Bolivia: The Right is Trying Everything to Prevent Evo’s Re-election

By Sullkata M. Quilla on June 21, 2019

The Bolivian right-wing opposition, in disarray with arguing candidates and without capacity is trying all the tricks to prevent a triumph, which for now seems certain, of President Evo Morales in the next general elections on October 20.

Morales, 59, is the country’s first indigenous president, elected successively in 2005, 2009 and 2014. Bolivia is now one of the fastest-growing countries in South America, where extreme poverty falling from 36.7% to 15.2% between 2005 and 2018. On May 1, 2006, Morales nationalized the country’s hydrocarbon resources.

The president of the Senate, Adriana Salvatierra, warned that the opposition parties aim to “disable” the elections by requesting the resignation of members of the Supreme Electoral Tribunal (TSE), for alleged electoral fraud by irregularities registered in the voter registration process in the municipality of Riberalta, in Beni.

Opposition presidential candidate Carlos Mesa today carries the burden of his past as the vice-president of the worst government in the contemporary history of Bolivia. “I believe that his political past leaves very little room for him to give his moral opinion on how democracy was and how democracy is now,” said Manuel Canelas, Minister of Communication.

Meanwhile, the businessman and leader of the opposition National Unity (UN), Samuel Doria Medina, denied that Congressman Amilcar Barral, one of his inside political operators for several years, said that his relationship was only an alliance. Barral, along with his assistant Henry Gonzales, was arrested by the police when he received money allegedly for extortion from inmates in the San Pedro prison in La Paz.

The disputes between the political groups of Oscar Ortiz and Carlos Mesa, two opposition candidates who are still in the presidential race, raised their disputes in search of second place in the elections.
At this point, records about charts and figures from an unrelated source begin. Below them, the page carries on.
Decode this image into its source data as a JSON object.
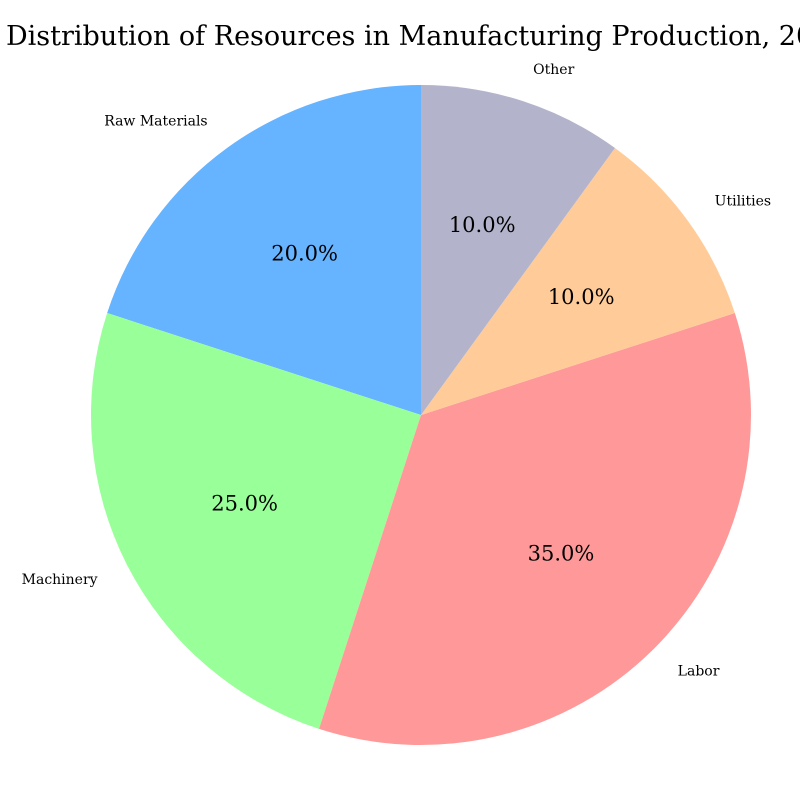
{
  "chart_data": {
    "type": "pie",
    "title": "Distribution of Resources in Manufacturing Production, 20",
    "start_angle_deg": 90,
    "direction": "counterclockwise",
    "slices": [
      {
        "label": "Raw Materials",
        "value": 20.0,
        "pct_label": "20.0%",
        "color": "#66b3ff"
      },
      {
        "label": "Machinery",
        "value": 25.0,
        "pct_label": "25.0%",
        "color": "#99ff99"
      },
      {
        "label": "Labor",
        "value": 35.0,
        "pct_label": "35.0%",
        "color": "#ff9999"
      },
      {
        "label": "Utilities",
        "value": 10.0,
        "pct_label": "10.0%",
        "color": "#ffcc99"
      },
      {
        "label": "Other",
        "value": 10.0,
        "pct_label": "10.0%",
        "color": "#b3b3cc"
      }
    ]
  }
}
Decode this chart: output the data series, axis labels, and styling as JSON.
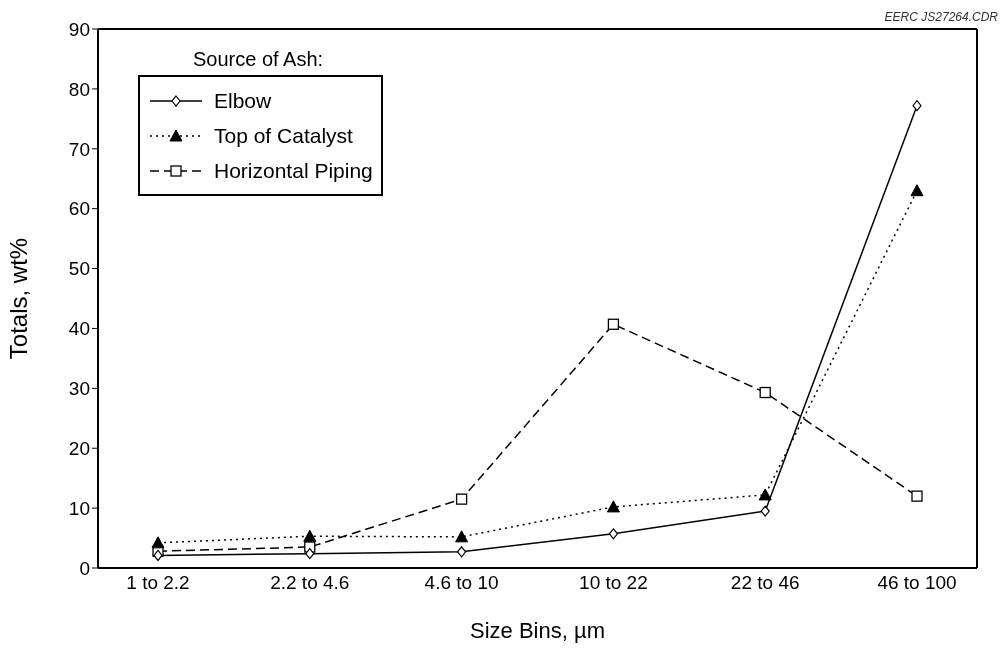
{
  "chart_data": {
    "type": "line",
    "xlabel": "Size Bins, µm",
    "ylabel": "Totals, wt%",
    "legend_title": "Source of Ash:",
    "annotations": [
      "EERC JS27264.CDR"
    ],
    "categories": [
      "1 to 2.2",
      "2.2 to 4.6",
      "4.6 to 10",
      "10 to 22",
      "22 to 46",
      "46 to 100"
    ],
    "series": [
      {
        "name": "Elbow",
        "color": "#000000",
        "marker": "diamond",
        "line_style": "solid",
        "values": [
          2.1,
          2.4,
          2.7,
          5.7,
          9.5,
          77.2
        ]
      },
      {
        "name": "Top of Catalyst",
        "color": "#000000",
        "marker": "triangle",
        "line_style": "dotted",
        "values": [
          4.2,
          5.3,
          5.2,
          10.2,
          12.2,
          63
        ]
      },
      {
        "name": "Horizontal Piping",
        "color": "#000000",
        "marker": "square",
        "line_style": "dashed",
        "values": [
          2.8,
          3.5,
          11.5,
          40.7,
          29.3,
          12
        ]
      }
    ],
    "ylim": [
      0,
      90
    ],
    "yticks": [
      0,
      10,
      20,
      30,
      40,
      50,
      60,
      70,
      80,
      90
    ],
    "grid": false,
    "legend": "top left"
  }
}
The Ortiz organization, Bolivia Says No, accused Carlos Mesa’s Comunidad Ciudadana (CC) of starting a dirty war to disqualify Oscar Ortiz and Edwin Rodriguez, the vice presidential candidate of CC

The complaint is based on the action of Congresswoman Fernanda San Martín, who asked the Supreme Electoral Tribunal to cancel the legal status of the Bolivia Dice No alliance. According to the accusation, Rubén Costas said on June 7 -after the TSE issued the call for general elections- that “Mr. Carlos Mesa has dropped from 37 points to 27”.
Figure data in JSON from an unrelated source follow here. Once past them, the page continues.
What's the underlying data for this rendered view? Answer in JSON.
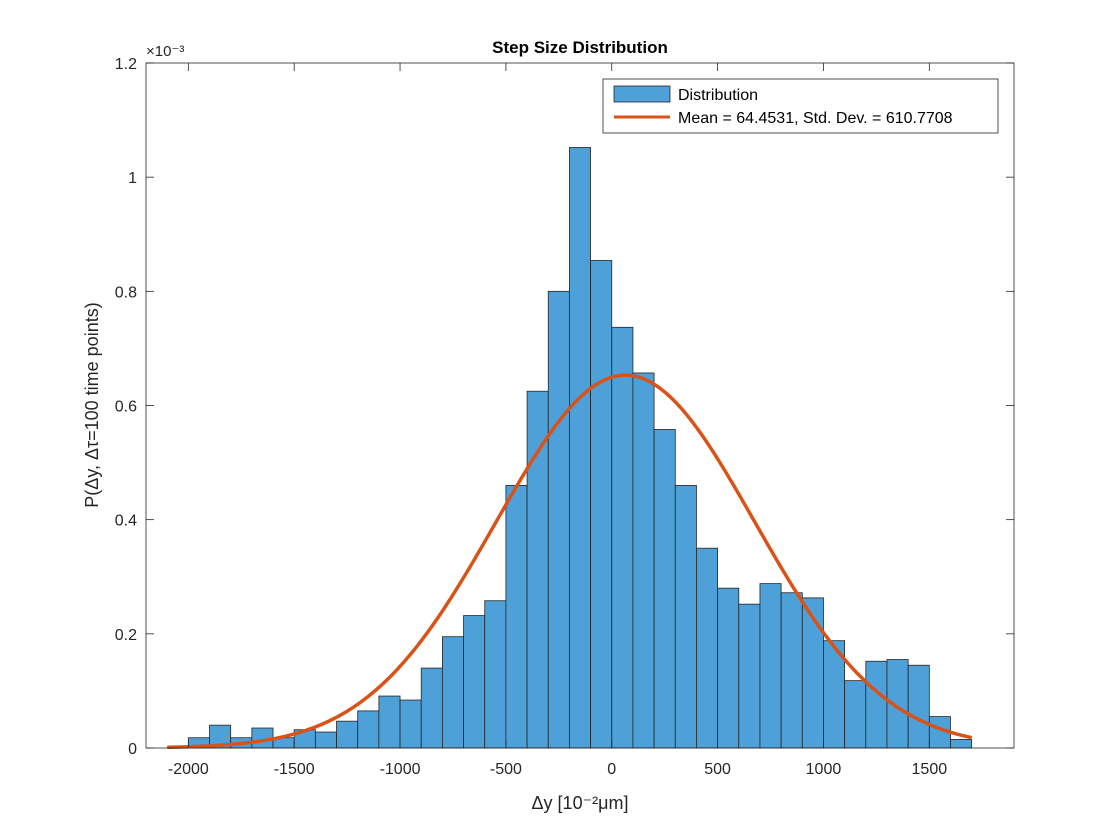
{
  "chart_data": {
    "type": "bar",
    "title": "Step Size Distribution",
    "xlabel": "Δy [10⁻²μm]",
    "ylabel": "P(Δy, Δτ=100 time points)",
    "y_exponent_label": "×10⁻³",
    "xlim": [
      -2200,
      1900
    ],
    "ylim": [
      0,
      1.2
    ],
    "xticks": [
      -2000,
      -1500,
      -1000,
      -500,
      0,
      500,
      1000,
      1500
    ],
    "xtick_labels": [
      "-2000",
      "-1500",
      "-1000",
      "-500",
      "0",
      "500",
      "1000",
      "1500"
    ],
    "yticks": [
      0,
      0.2,
      0.4,
      0.6,
      0.8,
      1.0,
      1.2
    ],
    "ytick_labels": [
      "0",
      "0.2",
      "0.4",
      "0.6",
      "0.8",
      "1",
      "1.2"
    ],
    "grid": false,
    "legend_position": "top-right",
    "bin_width": 100,
    "bin_edges_start": -2000,
    "series": [
      {
        "name": "Distribution",
        "kind": "histogram",
        "color": "#4DA0D8",
        "values": [
          0.018,
          0.04,
          0.018,
          0.035,
          0.018,
          0.032,
          0.028,
          0.047,
          0.065,
          0.091,
          0.084,
          0.14,
          0.195,
          0.232,
          0.258,
          0.46,
          0.625,
          0.8,
          1.052,
          0.854,
          0.737,
          0.657,
          0.558,
          0.46,
          0.35,
          0.28,
          0.252,
          0.288,
          0.272,
          0.263,
          0.188,
          0.118,
          0.152,
          0.155,
          0.145,
          0.055,
          0.015
        ]
      },
      {
        "name": "Mean = 64.4531, Std. Dev. = 610.7708",
        "kind": "normal_fit",
        "color": "#D95319",
        "mean": 64.4531,
        "std": 610.7708,
        "x_range": [
          -2100,
          1700
        ]
      }
    ]
  }
}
Former President Jaime Paz Zamora (1989-1993) has already announced his resignation from the presidential candidacy of the Christian Democratic Party (PDC) and explained that he tried to promote a generational change of candidates to parliament for the October 20 general elections; but “he came up against a wall”. Paz Zamora was president in alliance with Dictator Hugo Banzer Suárez, who made it possible for him to assume the position despite having occupied third place in the general elections.

The DEA operations

Back in September 2016, during his speech at the UN General Assembly, President Morales revealed that the US Drug Control Administration (DEA), when it was in Bolivia, only incinerated 50% of the drugs it seized, while the other 50% was used for its business, and affirmed that this US agency instructed the planning of assassinations of leaders in Bolivia.

The facts show that Bolivia, as in other countries of the world, is not immune to the operation of drug trafficking groups. But the series of cases discovered inside and outside the country, as the electoral season for the October 20 elections begins to heat up, opens at least the possibility that behind all of this is a plan that directly obeys the apparatus of the U.S. intelligence, whose experience in accumulating and/or manufacturing cases is very high.
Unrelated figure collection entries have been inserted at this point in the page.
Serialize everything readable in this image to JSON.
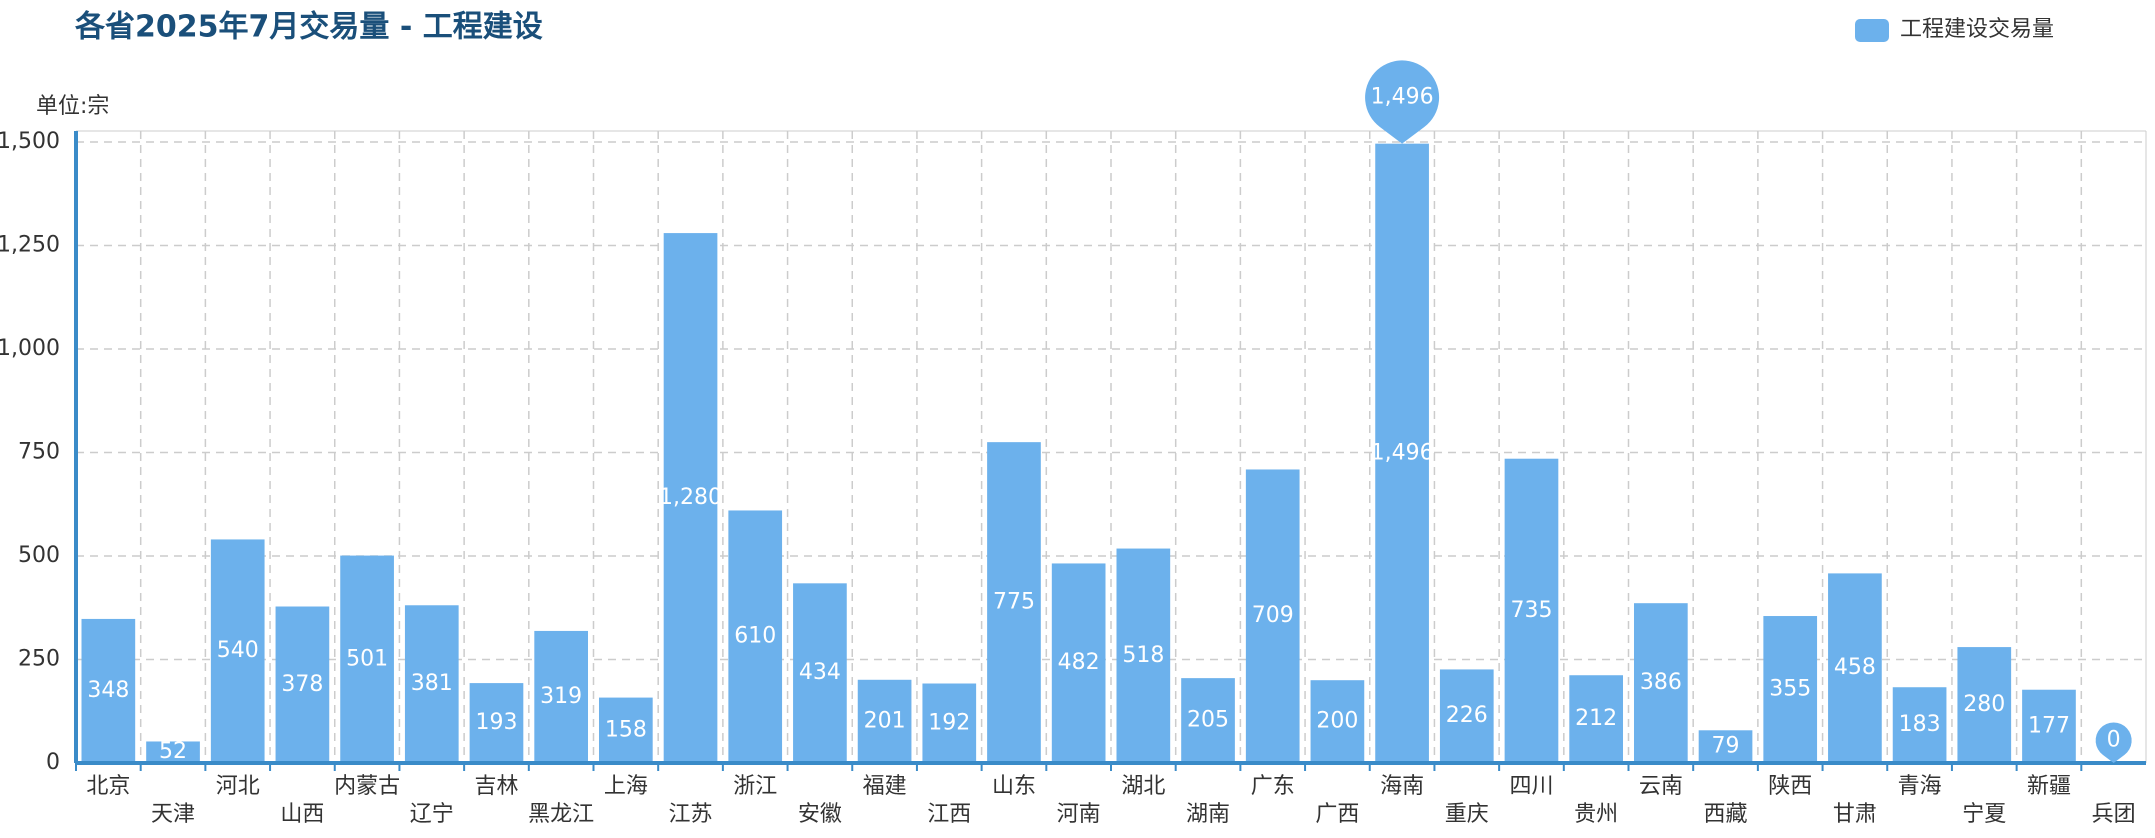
{
  "chart_data": {
    "type": "bar",
    "title": "各省2025年7月交易量 - 工程建设",
    "y_axis_label": "单位:宗",
    "categories": [
      "北京",
      "天津",
      "河北",
      "山西",
      "内蒙古",
      "辽宁",
      "吉林",
      "黑龙江",
      "上海",
      "江苏",
      "浙江",
      "安徽",
      "福建",
      "江西",
      "山东",
      "河南",
      "湖北",
      "湖南",
      "广东",
      "广西",
      "海南",
      "重庆",
      "四川",
      "贵州",
      "云南",
      "西藏",
      "陕西",
      "甘肃",
      "青海",
      "宁夏",
      "新疆",
      "兵团"
    ],
    "series": [
      {
        "name": "工程建设交易量",
        "color": "#6cb1ec",
        "values": [
          348,
          52,
          540,
          378,
          501,
          381,
          193,
          319,
          158,
          1280,
          610,
          434,
          201,
          192,
          775,
          482,
          518,
          205,
          709,
          200,
          1496,
          226,
          735,
          212,
          386,
          79,
          355,
          458,
          183,
          280,
          177,
          0
        ],
        "value_labels": [
          "348",
          "52",
          "540",
          "378",
          "501",
          "381",
          "193",
          "319",
          "158",
          "1,280",
          "610",
          "434",
          "201",
          "192",
          "775",
          "482",
          "518",
          "205",
          "709",
          "200",
          "1,496",
          "226",
          "735",
          "212",
          "386",
          "79",
          "355",
          "458",
          "183",
          "280",
          "177",
          "0"
        ]
      }
    ],
    "mark_points": [
      "max",
      "min"
    ],
    "ylim": [
      0,
      1500
    ],
    "yticks": [
      0,
      {
        "value": 250,
        "label": "250"
      },
      500,
      750,
      {
        "value": 1000,
        "label": "1,000"
      },
      {
        "value": 1250,
        "label": "1,250"
      },
      {
        "value": 1500,
        "label": "1,500"
      }
    ],
    "grid": true,
    "legend": "top-right"
  }
}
The answer is not to ignore that Bolivia is a country in which drug trafficking is less than what happens in countries such as Mexico, Peru and Colombia but that does not mean it does not have a political effect. Therefore, a global strategy is required -police, politics, social and media- that is capable of giving hard blows to drug trafficking and of dismantling the political use against them. We are faced with a political and electoral strategy that has been well thought out and designed, which requires a global strategy putting the government in a position to define and carry out its elimination.

Electoral tourism

In the last few weeks, candidates Mesa and Ortiz agreed during their visits to Spain, the United States and Argentina. De Mesa traveled to the U.S., where he met with the business Council of the Americas and officials from international organizations.

Ortiz also traveled to the U.S. to have several meetings with residents in Virginia, Washington DC and Maryland. The convergence of trips also occurred in Spain and Argentina, where both coincided in repeating that their campaigns are against the candidacy of Evo Morales.

Betty Yañíquez, national head of the MAS bench, warned that Mesa and Cárdenas, current presidential candidates, as well as Samuel Doria Medina, Jorge Quiroga, Jaime Paz Zamora and other opponents, are responsible for the economic damage suffered by Bolivia as a result of the alienation of strategic companies and natural resources during the period of government coalitions or the so-called agreed democracy.